UFRGS/HCPA - Hospital de Clínicas de Porto Alegre (RS) — Prova 2024
Assinale a assertiva correta sobre vacinação na gestação, conforme orientações do Ministério da Saúde.
Vacinação COVID-19 em gestantes: Pfizer primeira escolha, CoronaVac segunda opção, conforme MS.
As orientações do Ministério da Saúde para vacinação em gestantes são dinâmicas e visam proteger tanto a mãe quanto o feto/recém-nascido. A vacina dTpa é essencial em cada gestação para a proteção contra coqueluche, e as vacinas contra COVID-19 são recomendadas, com prioridade para vacinas de mRNA.
A vacinação durante a gestação é uma estratégia fundamental de saúde pública para proteger tanto a gestante quanto o feto e o recém-nascido contra doenças infecciosas.
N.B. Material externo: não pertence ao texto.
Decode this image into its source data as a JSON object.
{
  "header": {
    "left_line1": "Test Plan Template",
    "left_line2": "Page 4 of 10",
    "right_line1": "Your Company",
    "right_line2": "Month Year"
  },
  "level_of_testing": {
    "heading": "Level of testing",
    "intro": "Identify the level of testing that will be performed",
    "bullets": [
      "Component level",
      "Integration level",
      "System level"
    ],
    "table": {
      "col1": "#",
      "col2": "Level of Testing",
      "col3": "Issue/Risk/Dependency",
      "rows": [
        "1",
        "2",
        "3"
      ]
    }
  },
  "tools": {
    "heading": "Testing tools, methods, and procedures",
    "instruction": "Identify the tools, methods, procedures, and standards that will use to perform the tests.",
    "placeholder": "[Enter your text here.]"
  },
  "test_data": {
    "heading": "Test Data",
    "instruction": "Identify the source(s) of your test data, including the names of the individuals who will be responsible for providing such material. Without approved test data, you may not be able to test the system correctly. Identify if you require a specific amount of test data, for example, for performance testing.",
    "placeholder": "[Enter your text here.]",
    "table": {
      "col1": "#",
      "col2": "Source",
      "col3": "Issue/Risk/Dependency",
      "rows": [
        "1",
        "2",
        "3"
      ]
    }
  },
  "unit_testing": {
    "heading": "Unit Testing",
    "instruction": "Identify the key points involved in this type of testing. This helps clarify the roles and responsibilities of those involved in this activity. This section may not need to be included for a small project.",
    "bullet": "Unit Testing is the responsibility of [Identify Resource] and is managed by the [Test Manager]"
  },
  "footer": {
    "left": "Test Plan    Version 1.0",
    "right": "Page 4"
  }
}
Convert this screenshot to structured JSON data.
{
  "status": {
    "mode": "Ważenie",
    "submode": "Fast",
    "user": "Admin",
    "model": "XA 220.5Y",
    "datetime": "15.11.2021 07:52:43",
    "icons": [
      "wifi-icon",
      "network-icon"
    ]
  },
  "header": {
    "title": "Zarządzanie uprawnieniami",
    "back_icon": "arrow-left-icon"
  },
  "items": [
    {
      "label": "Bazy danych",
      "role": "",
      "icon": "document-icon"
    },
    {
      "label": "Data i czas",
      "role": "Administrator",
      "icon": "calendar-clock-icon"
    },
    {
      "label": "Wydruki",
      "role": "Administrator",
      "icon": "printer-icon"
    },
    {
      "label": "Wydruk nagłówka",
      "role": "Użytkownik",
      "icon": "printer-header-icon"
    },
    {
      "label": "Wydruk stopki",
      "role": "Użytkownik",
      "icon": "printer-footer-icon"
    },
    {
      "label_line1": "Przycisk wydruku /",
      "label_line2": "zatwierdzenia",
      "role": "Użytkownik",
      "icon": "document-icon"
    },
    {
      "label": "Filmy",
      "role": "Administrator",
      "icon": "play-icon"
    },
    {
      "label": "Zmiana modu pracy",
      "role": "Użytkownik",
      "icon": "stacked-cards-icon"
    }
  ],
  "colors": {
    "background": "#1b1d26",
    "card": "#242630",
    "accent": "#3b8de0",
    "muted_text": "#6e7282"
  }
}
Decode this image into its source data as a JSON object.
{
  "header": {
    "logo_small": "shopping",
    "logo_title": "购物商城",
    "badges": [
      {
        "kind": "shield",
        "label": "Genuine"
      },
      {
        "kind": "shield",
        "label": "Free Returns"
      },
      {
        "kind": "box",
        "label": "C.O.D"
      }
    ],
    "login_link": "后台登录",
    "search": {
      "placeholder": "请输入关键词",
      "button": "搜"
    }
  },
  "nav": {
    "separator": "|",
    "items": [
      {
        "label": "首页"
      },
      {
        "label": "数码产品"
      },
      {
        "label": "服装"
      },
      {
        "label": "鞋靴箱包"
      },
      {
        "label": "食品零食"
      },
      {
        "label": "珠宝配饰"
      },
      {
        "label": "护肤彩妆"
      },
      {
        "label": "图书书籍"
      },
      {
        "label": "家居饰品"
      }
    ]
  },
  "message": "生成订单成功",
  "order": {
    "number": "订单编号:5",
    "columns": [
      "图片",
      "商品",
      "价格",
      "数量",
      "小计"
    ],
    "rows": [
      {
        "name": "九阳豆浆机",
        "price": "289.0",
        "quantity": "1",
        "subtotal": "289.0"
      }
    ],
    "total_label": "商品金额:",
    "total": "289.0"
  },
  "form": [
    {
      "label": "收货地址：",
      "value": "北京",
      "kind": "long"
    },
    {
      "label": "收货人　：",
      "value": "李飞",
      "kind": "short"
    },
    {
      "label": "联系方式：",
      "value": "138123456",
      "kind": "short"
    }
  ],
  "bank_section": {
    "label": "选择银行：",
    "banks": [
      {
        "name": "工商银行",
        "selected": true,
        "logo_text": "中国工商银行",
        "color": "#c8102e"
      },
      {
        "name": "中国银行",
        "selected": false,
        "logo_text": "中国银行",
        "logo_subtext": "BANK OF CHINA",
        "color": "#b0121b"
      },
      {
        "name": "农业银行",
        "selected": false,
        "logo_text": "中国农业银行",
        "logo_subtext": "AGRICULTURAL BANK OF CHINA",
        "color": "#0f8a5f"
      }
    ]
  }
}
As orientações do Ministério da Saúde são baseadas em evidências científicas e visam garantir a segurança e eficácia das imunizações. É crucial que profissionais de saúde estejam atualizados sobre o calendário vacinal específico para gestantes. A fisiopatologia da proteção fetal através da vacinação materna envolve a transferência passiva de anticorpos via placenta. Vacinas inativadas e de subunidades são geralmente seguras e recomendadas, enquanto vacinas de vírus vivos atenuados são contraindicadas na maioria dos casos. A vacina dTpa, por exemplo, é administrada em cada gestação para conferir proteção contra coqueluche ao recém-nascido, que ainda não pode ser vacinado. O tratamento e a prevenção de doenças infecciosas na gestação são complexos. A adesão ao calendário vacinal é um pilar da atenção pré-natal. Além da dTpa, a vacina contra influenza é fortemente recomendada. Para COVID-19, as vacinas de mRNA (Pfizer) são preferenciais, com a CoronaVac como alternativa. É essencial que a equipe de saúde oriente as gestantes sobre a importância e segurança da vacinação, desmistificando informações incorretas e garantindo a cobertura vacinal adequada.
A vacina dTpa (difteria, tétano e coqueluche acelular) é recomendada em toda gestação, preferencialmente entre a 20ª e a 36ª semana, para garantir a produção de anticorpos maternos que serão transferidos passivamente ao feto, protegendo o recém-nascido contra a coqueluche nos primeiros meses de vida, período de maior risco.
Vacinas de vírus vivos atenuados são geralmente contraindicadas na gestação devido ao risco teórico de infecção fetal. Exemplos incluem a tríplice viral (sarampo, caxumba e rubéola), varicela e febre amarela (exceto em situações de alto risco e avaliação individual).
O Ministério da Saúde recomenda a vacinação contra COVID-19 para gestantes, priorizando as vacinas de mRNA (Pfizer/BioNTech). Na ausência destas, a CoronaVac/Sinovac/Butantan é a segunda opção. A vacinação é crucial para proteger a gestante e o feto contra formas graves da doença.